MOTORI
GUBBIO Tiene saldamente in mano il volante e ogni tanto alza lo sguardo al cielo cercando lo sguardo e la benedizione del papà Eric che al figlio, Leonardo Nicchi, ha trasmesso la grande passione per i motori e l’automobilismo. Il ventenne pilota eugubino sta preparando la nuova stagione e non nasconde tutta la voglia di essere protagonista e di stupire. Il giovane correrà nuovamente nella classe RS 1600 su Citroen Saxo con la principale ambizione di continuare a crescere come pilota e la volontà di riuscire a portare a casa qualche risultato gratificante.
L’aspettano tappe importanti, a cominciare dal primo appuntamento agonistico con la Coppa della Consuma che si snoda su 8.450 metri del tracciato che nell’area fiorentina parte da Diacceto e arriva a Poggio della Ginestra, in calendario dal 24 al 26 aprile per l’organizzazione dell’Automobile Club Firenze, con Aci Promuove e la collaborazione della Reggello Motorsport.
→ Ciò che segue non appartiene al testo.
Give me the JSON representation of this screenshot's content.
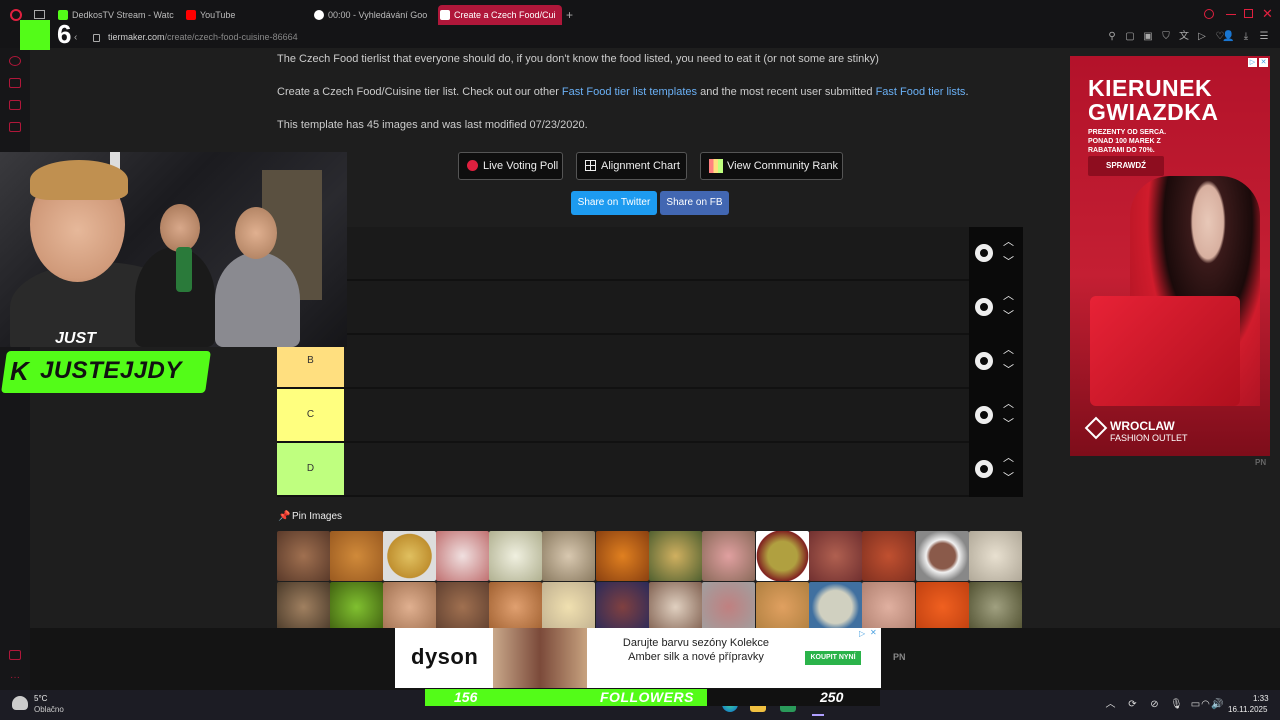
{
  "browser": {
    "tabs": [
      {
        "label": "DedkosTV Stream - Watc",
        "favicon_color": "#53fc18"
      },
      {
        "label": "YouTube",
        "favicon_color": "#ff0000"
      },
      {
        "label": "00:00 - Vyhledávání Goo",
        "favicon_color": "#ffffff"
      },
      {
        "label": "Create a Czech Food/Cui",
        "favicon_color": "#ffffff",
        "active": true
      }
    ],
    "new_tab": "+",
    "url_host": "tiermaker.com",
    "url_path": "/create/czech-food-cuisine-86664"
  },
  "page": {
    "intro": "The Czech Food tierlist that everyone should do, if you don't know the food listed, you need to eat it (or not some are stinky)",
    "create_pre": "Create a Czech Food/Cuisine tier list. Check out our other ",
    "create_link1": "Fast Food tier list templates",
    "create_mid": " and the most recent user submitted ",
    "create_link2": "Fast Food tier lists",
    "create_post": ".",
    "template_info": "This template has 45 images and was last modified 07/23/2020.",
    "buttons": {
      "live_voting": "Live Voting Poll",
      "alignment": "Alignment Chart",
      "community": "View Community Rank"
    },
    "share": {
      "twitter": "Share on Twitter",
      "fb": "Share on FB"
    },
    "tiers": [
      {
        "label": "",
        "color": "#ff7f7f"
      },
      {
        "label": "",
        "color": "#ffbf7f"
      },
      {
        "label": "B",
        "color": "#ffdf7f"
      },
      {
        "label": "C",
        "color": "#ffff7f"
      },
      {
        "label": "D",
        "color": "#bfff7f"
      }
    ],
    "pin_images": "Pin Images"
  },
  "ads": {
    "right": {
      "title": "KIERUNEK GWIAZDKA",
      "subtitle": "PREZENTY OD SERCA. PONAD 100 MAREK Z RABATAMI DO 70%.",
      "cta": "SPRAWDŹ",
      "logo_line1": "WROCLAW",
      "logo_line2": "FASHION OUTLET"
    },
    "pn": "PN",
    "bottom": {
      "brand": "dyson",
      "message": "Darujte barvu sezóny Kolekce Amber silk a nové přípravky",
      "cta": "KOUPIT NYNÍ"
    }
  },
  "stream": {
    "channel_number": "6",
    "streamer_name": "JUSTEJJDY",
    "followers_current": "156",
    "followers_label": "FOLLOWERS",
    "followers_goal": "250",
    "followers_progress": 0.62
  },
  "taskbar": {
    "weather_temp": "5°C",
    "weather_desc": "Oblačno",
    "time": "1:33",
    "date": "16.11.2025"
  },
  "colors": {
    "accent": "#b0173a",
    "kick_green": "#53fc18",
    "link": "#6ab0f5",
    "twitter": "#1d9bf0",
    "facebook": "#4267b2"
  }
}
Si tratta di un evento automobilistico che fa parte della storia, una classica che risale al 1902 e che, interrotta nel 1964, è stata poi ripresa ininterrottamente dal 1990 mantenendo il nome derivante dal tortuoso percorso tra Pontassieve e il Passo della Consuma. Il ragazzo affronterà gli impegni del Campionato italiano velocità montagna (Civm), con le gare del centro Italia come principali tappe, aggiungendo l’obiettivo di includere nel proprio programma anche delle gare valide per il campionato italiano Supersalita.
Nicchi è pronto a fare uno step ulteriore in questo nuovo anno, dopo le prime esperienze messe assieme soprattutto la stagione scorsa e ricordando l’esordio al Trofeo Luigi Fagioli nel 2024 quando ha gareggiato al volante dell’Alfa Romeo Giulia 1300 degli anni ’70, con la quale per anni è stato impegnato nelle cronoscalate di mezza Italia il padre Eric, scomparso nel 2023 lasciando un’impronta ancora oggi forte anche nell’ambiente ceraiolo. «Sono pronto e allo stesso tempo molto entusiasta di affrontare questa stagione in salita – confessa -, anche se possiamo considerarla la prima, visto che lo scorso anno ho avuto la possibilità di correre solamente in due gare. Mi sono comunque servite molto per capire alcune dinamiche di questo mondo. Per il 2026 ho pensato di iniziare dalla Coppa della Consuma, che è ormai imminente, e sempre con la Citroen Saxo che l’anno scorso mi ha visto al via delle gare a Gubbio e Orvieto. Quest’anno cercherò di acquisire ulteriore esperienza e proverò a disputare più tappe nel Civm, includendo anche qualche impegno nel campionato Supersalita. Sarò al via in RS 1600, che com’è noto può considerarsi una classe sempre molto competitiva e combattuta. Intendo provarci fino in fondo e cercherò di dare il meglio di me stesso. Ma la chiave sarà soprattutto continuare a imparare e senza strafare, anche perché sarebbe un fattore limitativo per la mia crescita sportiva».